Soft guitar progressions, crisp bass hits that are reminiscent of your favorite early 2000s pop-punk-grunge band, and dreamy, cascading vocals all fill your ears in the opening track of James Ivy’s debut EP, Good Grief!. “Headset Go,” along with each track in the five-song collection, is littered with influences from bands like Blink-182 and Green Day. What truly makes James Ivy worth your listening time is his ability to blend modern PC music/EDM with those same fast guitar and drum progressions that you’d expect from those classic pop-punk bands. Four of the five songs are entrenched with pop-styled melodies that will take homestead in your mind for days on end.
Ivy and his production partners Gavin Bendt, Luke Shippey, and Michael Stone deserve to be praised by the masses for the pristine genre-bending performance they curated in this EP. The third track, “Snakes,” truly exemplifies the excellence that the four minds produced. The layering in the track's bridge specifically caught my ear’s attention. The perfectly pitched “To make me feel," gliding over the static-y, choppy, infected-by-a-computer-virus-vocals that sang “I just want to feel something,” left me sitting in pure awe and envy.

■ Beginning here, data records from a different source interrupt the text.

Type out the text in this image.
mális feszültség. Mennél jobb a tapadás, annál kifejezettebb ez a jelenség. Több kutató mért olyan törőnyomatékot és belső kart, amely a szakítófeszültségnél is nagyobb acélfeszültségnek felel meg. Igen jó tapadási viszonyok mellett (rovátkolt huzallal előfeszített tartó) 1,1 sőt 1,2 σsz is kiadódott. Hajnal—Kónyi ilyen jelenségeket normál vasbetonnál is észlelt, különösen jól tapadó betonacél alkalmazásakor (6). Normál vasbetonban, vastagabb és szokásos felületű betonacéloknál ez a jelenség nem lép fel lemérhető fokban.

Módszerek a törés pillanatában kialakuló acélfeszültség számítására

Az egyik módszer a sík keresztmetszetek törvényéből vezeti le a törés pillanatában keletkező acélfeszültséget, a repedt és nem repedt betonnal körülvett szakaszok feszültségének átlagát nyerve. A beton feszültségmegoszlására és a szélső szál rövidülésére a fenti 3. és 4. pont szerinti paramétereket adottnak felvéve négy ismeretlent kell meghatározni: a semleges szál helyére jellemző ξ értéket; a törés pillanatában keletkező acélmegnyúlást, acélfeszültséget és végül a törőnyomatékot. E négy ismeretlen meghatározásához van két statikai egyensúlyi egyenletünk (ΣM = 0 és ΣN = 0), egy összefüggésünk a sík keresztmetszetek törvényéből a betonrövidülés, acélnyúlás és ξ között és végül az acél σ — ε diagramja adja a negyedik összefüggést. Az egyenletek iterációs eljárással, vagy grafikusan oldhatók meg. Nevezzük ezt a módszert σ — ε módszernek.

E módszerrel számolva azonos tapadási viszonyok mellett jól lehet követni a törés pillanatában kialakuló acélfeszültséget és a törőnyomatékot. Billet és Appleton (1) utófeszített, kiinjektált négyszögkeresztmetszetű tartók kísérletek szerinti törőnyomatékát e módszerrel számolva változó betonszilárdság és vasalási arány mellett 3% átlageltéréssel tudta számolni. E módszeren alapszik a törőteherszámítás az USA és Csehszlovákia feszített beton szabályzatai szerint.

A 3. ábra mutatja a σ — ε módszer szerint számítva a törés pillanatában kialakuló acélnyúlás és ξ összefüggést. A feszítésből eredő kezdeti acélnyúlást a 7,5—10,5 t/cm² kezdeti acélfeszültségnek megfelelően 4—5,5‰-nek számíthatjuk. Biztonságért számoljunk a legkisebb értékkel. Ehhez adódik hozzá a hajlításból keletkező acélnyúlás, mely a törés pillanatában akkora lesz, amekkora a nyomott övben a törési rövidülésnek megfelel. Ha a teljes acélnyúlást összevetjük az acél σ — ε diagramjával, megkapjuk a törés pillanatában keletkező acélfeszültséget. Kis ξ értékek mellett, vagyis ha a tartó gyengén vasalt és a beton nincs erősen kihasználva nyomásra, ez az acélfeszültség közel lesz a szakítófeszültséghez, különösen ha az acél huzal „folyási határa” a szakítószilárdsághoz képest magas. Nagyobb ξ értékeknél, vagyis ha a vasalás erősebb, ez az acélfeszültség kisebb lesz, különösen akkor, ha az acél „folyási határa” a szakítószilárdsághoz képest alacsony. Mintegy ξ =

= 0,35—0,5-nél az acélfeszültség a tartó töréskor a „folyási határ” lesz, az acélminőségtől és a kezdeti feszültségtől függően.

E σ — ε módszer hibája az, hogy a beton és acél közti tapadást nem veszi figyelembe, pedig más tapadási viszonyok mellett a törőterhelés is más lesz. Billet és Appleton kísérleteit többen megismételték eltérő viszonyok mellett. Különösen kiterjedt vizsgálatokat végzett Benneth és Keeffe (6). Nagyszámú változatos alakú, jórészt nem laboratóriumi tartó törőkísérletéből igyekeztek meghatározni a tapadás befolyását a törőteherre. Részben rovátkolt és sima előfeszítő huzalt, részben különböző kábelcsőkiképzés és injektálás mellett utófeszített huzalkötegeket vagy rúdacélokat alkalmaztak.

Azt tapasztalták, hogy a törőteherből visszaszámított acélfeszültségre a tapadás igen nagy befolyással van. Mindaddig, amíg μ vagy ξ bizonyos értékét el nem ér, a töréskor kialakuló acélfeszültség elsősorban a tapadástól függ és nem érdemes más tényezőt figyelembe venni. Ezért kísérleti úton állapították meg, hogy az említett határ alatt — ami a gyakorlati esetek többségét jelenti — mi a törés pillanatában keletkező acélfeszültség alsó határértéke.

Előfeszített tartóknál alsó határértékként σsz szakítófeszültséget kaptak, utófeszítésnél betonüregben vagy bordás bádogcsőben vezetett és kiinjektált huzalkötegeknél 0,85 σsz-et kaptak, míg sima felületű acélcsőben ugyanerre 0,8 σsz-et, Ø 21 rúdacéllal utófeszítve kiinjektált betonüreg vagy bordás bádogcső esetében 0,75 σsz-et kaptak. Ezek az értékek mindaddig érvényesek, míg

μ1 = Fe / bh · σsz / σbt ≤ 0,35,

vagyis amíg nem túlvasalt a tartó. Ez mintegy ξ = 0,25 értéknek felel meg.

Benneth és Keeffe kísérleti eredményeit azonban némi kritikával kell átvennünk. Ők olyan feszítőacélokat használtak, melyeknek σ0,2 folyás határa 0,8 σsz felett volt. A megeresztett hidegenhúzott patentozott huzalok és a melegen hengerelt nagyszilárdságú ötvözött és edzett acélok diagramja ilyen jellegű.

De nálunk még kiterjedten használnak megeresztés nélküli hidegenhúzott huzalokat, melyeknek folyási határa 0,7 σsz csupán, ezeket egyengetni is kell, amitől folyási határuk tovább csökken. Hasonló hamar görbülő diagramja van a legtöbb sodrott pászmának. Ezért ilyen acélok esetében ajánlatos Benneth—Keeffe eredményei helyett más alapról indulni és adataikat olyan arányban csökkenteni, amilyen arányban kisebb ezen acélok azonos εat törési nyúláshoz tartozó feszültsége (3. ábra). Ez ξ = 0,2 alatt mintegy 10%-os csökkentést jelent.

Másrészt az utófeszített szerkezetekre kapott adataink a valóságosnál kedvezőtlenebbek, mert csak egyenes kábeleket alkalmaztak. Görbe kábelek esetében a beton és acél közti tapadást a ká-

I felt as if I was Danny Phantom battling an evil singing cyborg while wrestling with my own inner demons.
I also found myself deeply enthralled by the poisonous serpent-filled-well that Ivy helps the listener envision in the same song. The metaphorical depiction represents Ivy’s ache to feel something when he’s at his lows in those angst-inducing situations, as well as what it feels like to have a partner who says they need you, but ultimately loves seeing you walk towards agony. The same internal and cooperative conflicts are explored in “Last Star." Ivy does a phenomenal job of masking the meaning of a song with a fraudulently joyous tonality, and wow, does it make me want to listen even more.
Last thing: Ivy killed everything, and proved his versatility heavily with “Dirt.” His soft, melodic vocals briskly glide over a consoling acoustic guitar as the second track greets your ears. Ivy slowly ushers you to a mild, heart-rate-pushing, thematic, and musical climax as he ponders his own death and says, “Into the dirt, I become Earth.” A wavering, mystical synthesizer subtly coats the same guitar progression that Ivy started the track with. I need more progressions and overall songs like this from Ivy. I ache for a track with the same thematic pattern.
Every aspect of the EP made me genuinely want one more thing: additional music to hold me over. Three phenomenal pre-releases left me hungry for at least three new tracks, as well. However, I am incredibly grateful that I have two new Ivy tracks to bump and a new EP to refer to my homies. I look forward to seeing Ivy climb the music totem pole — I would love to see him work with people like Jean Dawson, Boylife, and Jack Larsen. Since last Friday, I am happily, patiently waiting for more greatness from the king, James Ivy. Listen to Good Grief! NOW.